The objectives of “Dwarf Fortress” are essentially just your standard, dwarf-centric videogame fare. At the start of each playthrough, the player’s main objective is to secure basic resources such as food, water, and alcohol, either through farming or trading. As the player progresses through the in-game years, the gameplay loop shifts from the juggling of basic resources to the defense of the fortress from various hazardous events. These events include some immediate dangers, such as raids, and more long-term dangers, such as vampire infiltrations and fortress dwarves going berserk for a variety of reasons. While it’s initially easy to tackle all the dangers that the game throws at the player, in the end, all fortresses fall. But players shouldn’t feel bad if their sanctuary crumbles. The community around DF recognizes that no fortress is perfect, which is why the slogan, “Losing is fun!” has been adopted by the player base as a light-hearted way of letting go when they eventually fail.

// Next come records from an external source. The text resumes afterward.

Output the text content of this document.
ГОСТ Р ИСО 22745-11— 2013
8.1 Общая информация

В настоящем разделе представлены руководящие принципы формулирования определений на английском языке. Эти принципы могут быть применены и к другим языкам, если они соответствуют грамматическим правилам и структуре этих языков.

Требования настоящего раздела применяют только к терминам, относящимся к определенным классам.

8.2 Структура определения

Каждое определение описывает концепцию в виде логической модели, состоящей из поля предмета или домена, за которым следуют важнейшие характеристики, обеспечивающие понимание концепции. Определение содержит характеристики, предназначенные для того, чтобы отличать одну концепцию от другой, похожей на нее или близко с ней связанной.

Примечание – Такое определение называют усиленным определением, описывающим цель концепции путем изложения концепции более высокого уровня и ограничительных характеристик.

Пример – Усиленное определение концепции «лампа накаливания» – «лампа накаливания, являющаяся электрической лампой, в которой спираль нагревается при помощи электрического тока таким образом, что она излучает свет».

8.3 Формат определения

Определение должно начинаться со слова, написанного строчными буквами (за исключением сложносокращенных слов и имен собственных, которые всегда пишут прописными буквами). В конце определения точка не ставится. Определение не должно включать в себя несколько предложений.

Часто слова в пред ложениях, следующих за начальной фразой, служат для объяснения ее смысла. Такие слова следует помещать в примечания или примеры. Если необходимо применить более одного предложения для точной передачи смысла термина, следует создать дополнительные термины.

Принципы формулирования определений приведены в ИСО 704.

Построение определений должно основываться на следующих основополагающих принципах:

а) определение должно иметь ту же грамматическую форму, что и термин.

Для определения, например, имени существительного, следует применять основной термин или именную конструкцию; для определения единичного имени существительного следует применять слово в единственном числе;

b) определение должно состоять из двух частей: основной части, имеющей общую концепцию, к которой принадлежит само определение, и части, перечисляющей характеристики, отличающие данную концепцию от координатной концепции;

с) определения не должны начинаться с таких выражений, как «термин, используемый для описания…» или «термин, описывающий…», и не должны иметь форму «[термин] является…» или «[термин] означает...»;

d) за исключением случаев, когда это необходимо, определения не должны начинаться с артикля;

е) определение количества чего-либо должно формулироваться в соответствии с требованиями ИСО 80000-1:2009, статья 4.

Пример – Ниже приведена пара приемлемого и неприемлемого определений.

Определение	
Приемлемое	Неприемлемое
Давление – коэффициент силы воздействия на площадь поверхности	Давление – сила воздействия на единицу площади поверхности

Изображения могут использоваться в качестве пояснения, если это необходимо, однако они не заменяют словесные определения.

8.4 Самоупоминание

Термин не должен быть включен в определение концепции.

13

Construction management simulators existed long before “Dwarf Fortress,” with titles such as Intellivision’s “Utopia” (1982) and Maxis’s “SimCity” (1989) attempting to simplify and gamify the concepts of ruling over a group of people. What separates “Dwarf Fortress” from older titles is the fact that the Adams brothers’ determination to ensure that all aspects of the game were as complex as they are in real life. From the big-picture systems such as seasons and flow of time to the in-depth systems of combat and economy, “Dwarf Fortress” outshines its competition by the amount of thought that is put into every facet of Dwarf dwelling culture.

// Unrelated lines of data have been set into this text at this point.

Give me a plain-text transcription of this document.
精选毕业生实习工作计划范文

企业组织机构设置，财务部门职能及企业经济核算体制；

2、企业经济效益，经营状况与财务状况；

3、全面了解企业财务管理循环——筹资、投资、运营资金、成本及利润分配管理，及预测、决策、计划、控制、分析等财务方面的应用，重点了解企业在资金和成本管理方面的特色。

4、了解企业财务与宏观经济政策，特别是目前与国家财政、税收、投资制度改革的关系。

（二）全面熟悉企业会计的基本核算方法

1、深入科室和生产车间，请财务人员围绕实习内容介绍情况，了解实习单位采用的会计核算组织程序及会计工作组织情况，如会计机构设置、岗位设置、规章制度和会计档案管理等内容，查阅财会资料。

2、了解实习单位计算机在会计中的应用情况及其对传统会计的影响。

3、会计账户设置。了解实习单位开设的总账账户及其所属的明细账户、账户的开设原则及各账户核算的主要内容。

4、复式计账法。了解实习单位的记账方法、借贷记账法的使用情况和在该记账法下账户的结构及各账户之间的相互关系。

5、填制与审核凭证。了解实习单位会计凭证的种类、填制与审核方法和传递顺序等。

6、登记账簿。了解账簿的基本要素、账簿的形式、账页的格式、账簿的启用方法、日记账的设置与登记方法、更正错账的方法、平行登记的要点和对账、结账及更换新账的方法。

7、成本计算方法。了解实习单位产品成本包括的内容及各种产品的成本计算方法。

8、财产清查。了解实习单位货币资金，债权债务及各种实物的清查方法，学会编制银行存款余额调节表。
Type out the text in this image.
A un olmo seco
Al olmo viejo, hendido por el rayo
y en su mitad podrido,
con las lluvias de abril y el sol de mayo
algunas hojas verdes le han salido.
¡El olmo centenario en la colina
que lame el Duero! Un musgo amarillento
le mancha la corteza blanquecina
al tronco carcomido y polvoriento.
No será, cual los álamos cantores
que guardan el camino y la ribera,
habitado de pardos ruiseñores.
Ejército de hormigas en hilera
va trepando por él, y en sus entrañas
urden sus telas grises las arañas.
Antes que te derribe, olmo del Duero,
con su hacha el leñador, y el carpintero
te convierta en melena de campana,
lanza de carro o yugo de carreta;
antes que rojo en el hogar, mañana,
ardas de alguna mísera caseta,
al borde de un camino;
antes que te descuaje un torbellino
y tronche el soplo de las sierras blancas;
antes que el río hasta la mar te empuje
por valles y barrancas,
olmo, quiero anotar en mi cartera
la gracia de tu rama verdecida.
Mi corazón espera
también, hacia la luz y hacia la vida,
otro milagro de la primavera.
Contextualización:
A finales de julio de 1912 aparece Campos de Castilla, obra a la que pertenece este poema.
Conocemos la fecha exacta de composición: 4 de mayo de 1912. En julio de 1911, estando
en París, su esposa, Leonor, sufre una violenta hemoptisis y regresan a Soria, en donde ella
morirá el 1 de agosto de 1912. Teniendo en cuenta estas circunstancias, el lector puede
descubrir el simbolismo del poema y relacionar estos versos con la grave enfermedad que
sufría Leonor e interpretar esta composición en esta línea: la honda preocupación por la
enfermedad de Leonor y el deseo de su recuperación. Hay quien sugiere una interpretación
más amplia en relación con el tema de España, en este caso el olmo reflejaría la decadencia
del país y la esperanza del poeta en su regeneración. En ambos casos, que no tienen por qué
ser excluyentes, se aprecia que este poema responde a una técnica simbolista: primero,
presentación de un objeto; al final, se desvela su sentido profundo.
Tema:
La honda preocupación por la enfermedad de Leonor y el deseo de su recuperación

The downside of the emphasis on attention to detail is that throughout development, Tarn completely overlooked one of the most important game design principles: intuitiveness. To start off, “Dwarf Fortress” does not have graphics that most casual players are used to. Instead, the game uses ASCII characters to represent everything in the game world. Additionally, while DF gives its players almost unlimited freedom in terms of what they can do, it never teaches the player how to use anything. Just choosing the starting location of the player’s fortress will likely force new players to visit DF’s external wiki. “Dwarf Fortress” is difficult to learn and almost impossible to master because Adams decided to focus more on the absolute freedom given to the player, rather than the graphical aspect of the game. Thankfully, the problem of initial difficulty was addressed by Tarn recently. In 2019, the brothers decided to port the game on Steam, fixing issues with graphics and unintuitive UI in the process.

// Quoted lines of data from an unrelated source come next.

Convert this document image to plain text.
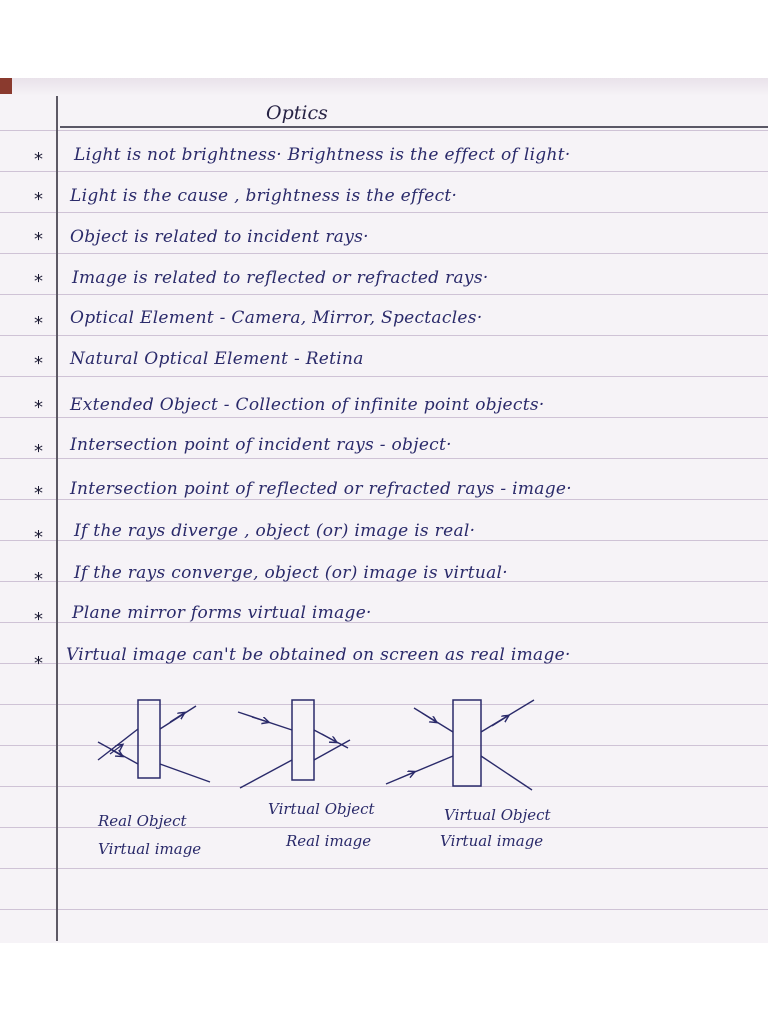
Optics
* Light is not brightness· Brightness is the effect of light·
* Light is the cause , brightness is the effect·
* Object is related to incident rays·
* Image is related to reflected or refracted rays·
* Optical Element - Camera, Mirror, Spectacles·
* Natural Optical Element - Retina
* Extended Object - Collection of infinite point objects·
* Intersection point of incident rays - object·
* Intersection point of reflected or refracted rays - image·
* If the rays diverge , object (or) image is real·
* If the rays converge, object (or) image is virtual·
* Plane mirror forms virtual image·
* Virtual image can't be obtained on screen as real image·
Real Object
Virtual image
Virtual Object
Real image
Virtual Object
Virtual image
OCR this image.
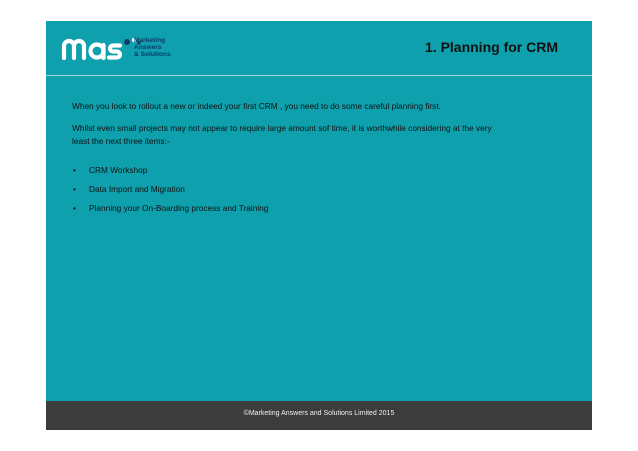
Marketing
Answers
& Solutions	1. Planning for CRM
©Marketing Answers and Solutions Limited 2015

When you look to rollout a new or indeed your first CRM , you need to do some careful planning first.

Whilst even small projects may not appear to require large amount sof time, it is worthwhile considering at the very least the next three items:-

• CRM Workshop
• Data Import and Migration
• Planning your On-Boarding process and Training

The amount of freedom “Dwarf Fortress” gives to the player largely redefined the sandbox genre. Tarn’s attention to detail made DF gain a cult following, along with recognition across the entire gaming industry. Nowadays its core ideas of resource gathering and players directly altering the game world can be seen in almost all genres, from battle royales like “Fortnite” to sandbox games like “Minecraft.” In fact, “Dwarf Fortress” was the game that inspired Markus Persson (Notch) to start developing the concept that would later become the voxel-based masterpiece. “Dwarf Fortress” has had so much influence on the gaming sphere that in November 2012, it was included as one of the 14 games acquired by the Museum of Modern Arts for its history of video-gaming collection.

Despite its almost 19 years of development, Dwarf Fortress is likely ages away from completion. Tarn estimates it to be around 44 percent complete, with features such as magic and creation myths yet to be added. With such a long way to go, DF still manages to blow its competition out of the water with the number of features it already possesses. If you are interested in experiencing the grandfather of all sandbox games, “Dwarf Fortress” is free to download at Bay12Games’s website. Just remember that every fortress fails eventually, and losing is fun!